The purpose of this study was to determine rate of cancer genetic counseling uptake for a sample of screening mammography patients identified at increased risk for hereditary breast cancer through a family history screening tool. In addition, we aimed to characterize barriers and supports which influenced uptake of services, and identify potential strategies for increasing utilization following a referral letter.
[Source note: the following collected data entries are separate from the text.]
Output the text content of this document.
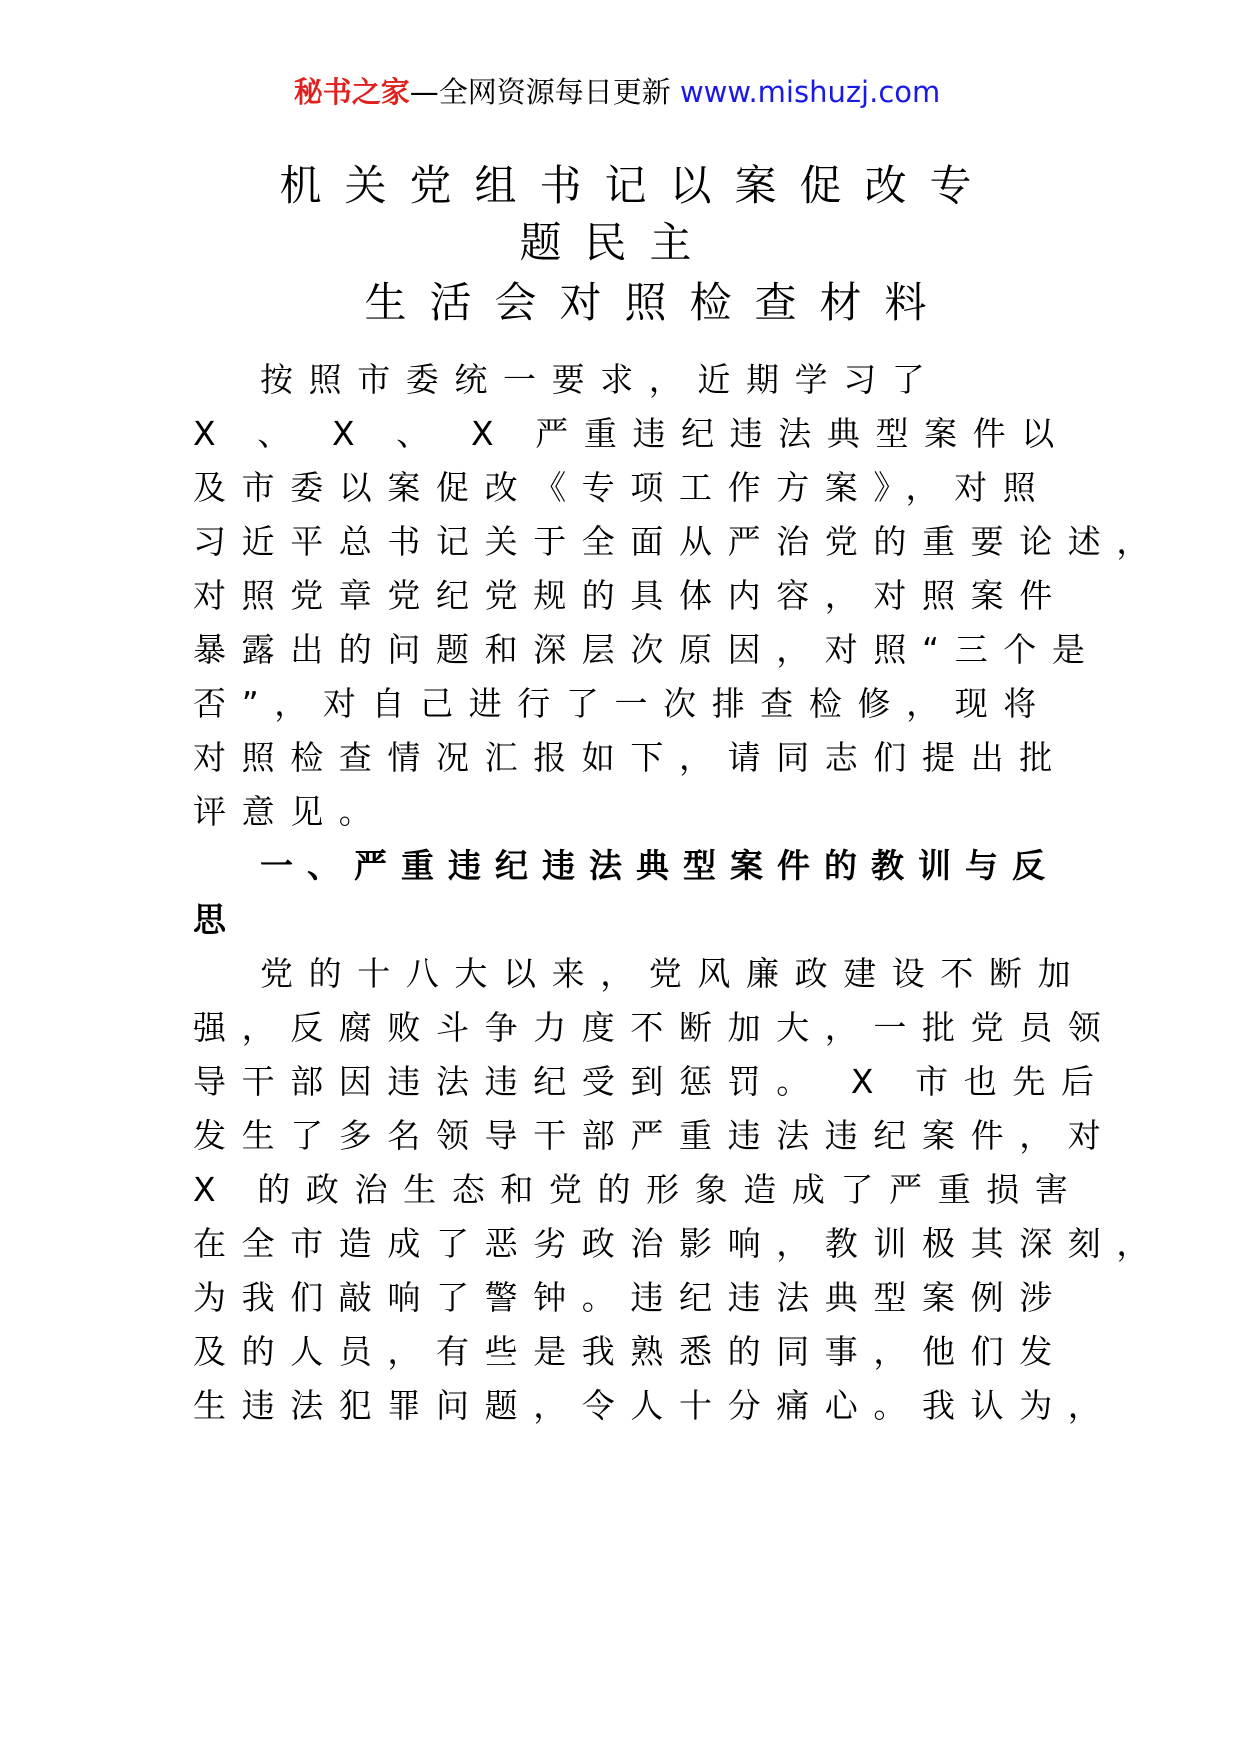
秘书之家—全网资源每日更新 www.mishuzj.com
机关党组书记以案促改专
题民主
生活会对照检查材料
按照市委统一要求，近期学习了
X 、 X 、 X 严重违纪违法典型案件以
及市委以案促改《专项工作方案》，对照
习近平总书记关于全面从严治党的重要论述，
对照党章党纪党规的具体内容，对照案件
暴露出的问题和深层次原因，对照“三个是
否”，对自己进行了一次排查检修，现将
对照检查情况汇报如下，请同志们提出批
评意见。
一、严重违纪违法典型案件的教训与反
思
党的十八大以来，党风廉政建设不断加
强，反腐败斗争力度不断加大，一批党员领
导干部因违法违纪受到惩罚。 X 市也先后
发生了多名领导干部严重违法违纪案件，对
X 的政治生态和党的形象造成了严重损害
在全市造成了恶劣政治影响，教训极其深刻，
为我们敲响了警钟。违纪违法典型案例涉
及的人员，有些是我熟悉的同事，他们发
生违法犯罪问题，令人十分痛心。我认为，
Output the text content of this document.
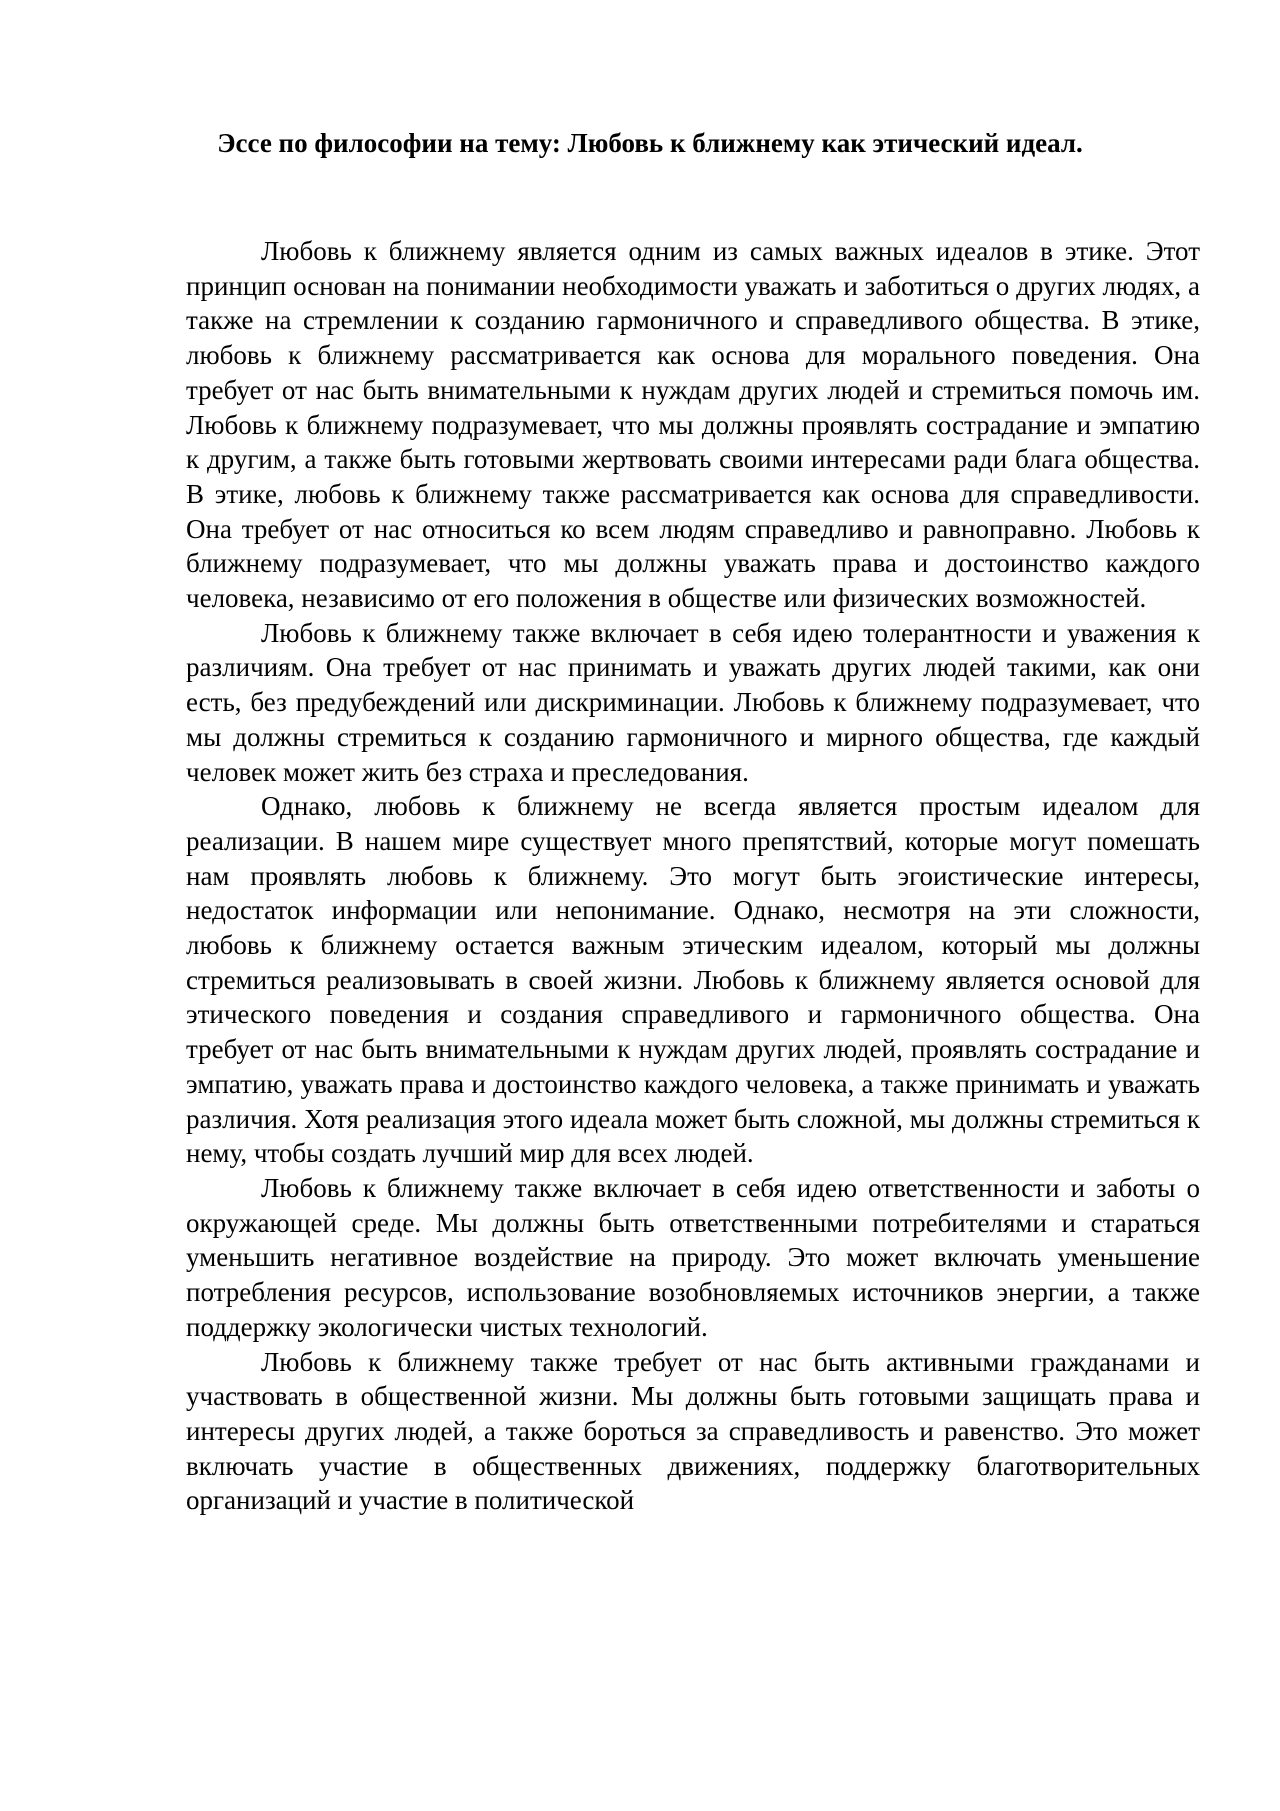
Эссе по философии на тему: Любовь к ближнему как этический идеал.

Любовь к ближнему является одним из самых важных идеалов в этике. Этот принцип основан на понимании необходимости уважать и заботиться о других людях, а также на стремлении к созданию гармоничного и справедливого общества. В этике, любовь к ближнему рассматривается как основа для морального поведения. Она требует от нас быть внимательными к нуждам других людей и стремиться помочь им. Любовь к ближнему подразумевает, что мы должны проявлять сострадание и эмпатию к другим, а также быть готовыми жертвовать своими интересами ради блага общества. В этике, любовь к ближнему также рассматривается как основа для справедливости. Она требует от нас относиться ко всем людям справедливо и равноправно. Любовь к ближнему подразумевает, что мы должны уважать права и достоинство каждого человека, независимо от его положения в обществе или физических возможностей.

Любовь к ближнему также включает в себя идею толерантности и уважения к различиям. Она требует от нас принимать и уважать других людей такими, как они есть, без предубеждений или дискриминации. Любовь к ближнему подразумевает, что мы должны стремиться к созданию гармоничного и мирного общества, где каждый человек может жить без страха и преследования.

Однако, любовь к ближнему не всегда является простым идеалом для реализации. В нашем мире существует много препятствий, которые могут помешать нам проявлять любовь к ближнему. Это могут быть эгоистические интересы, недостаток информации или непонимание. Однако, несмотря на эти сложности, любовь к ближнему остается важным этическим идеалом, который мы должны стремиться реализовывать в своей жизни. Любовь к ближнему является основой для этического поведения и создания справедливого и гармоничного общества. Она требует от нас быть внимательными к нуждам других людей, проявлять сострадание и эмпатию, уважать права и достоинство каждого человека, а также принимать и уважать различия. Хотя реализация этого идеала может быть сложной, мы должны стремиться к нему, чтобы создать лучший мир для всех людей.

Любовь к ближнему также включает в себя идею ответственности и заботы о окружающей среде. Мы должны быть ответственными потребителями и стараться уменьшить негативное воздействие на природу. Это может включать уменьшение потребления ресурсов, использование возобновляемых источников энергии, а также поддержку экологически чистых технологий.

Любовь к ближнему также требует от нас быть активными гражданами и участвовать в общественной жизни. Мы должны быть готовыми защищать права и интересы других людей, а также бороться за справедливость и равенство. Это может включать участие в общественных движениях, поддержку благотворительных организаций и участие в политической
Barriers identified by this study included perceiving genetic counseling to have low relevance and limited utility for the participant, lack of knowledge about the genetic counseling process, concerns about complexity and emotional impact, as well as concerns about cost and insurance coverage. The implementation of education resources for patients during the referral process and reinforcement of referral importance through improved provider-patient communication may help to address the underutilization of cancer genetic counseling services following a referral letter. This implementation may be facilitated by improving collaboration between primary care providers and genetics professionals in identifying at risk patients through a family history screening tool, and in increasing awareness about genetic counseling services and the referral process.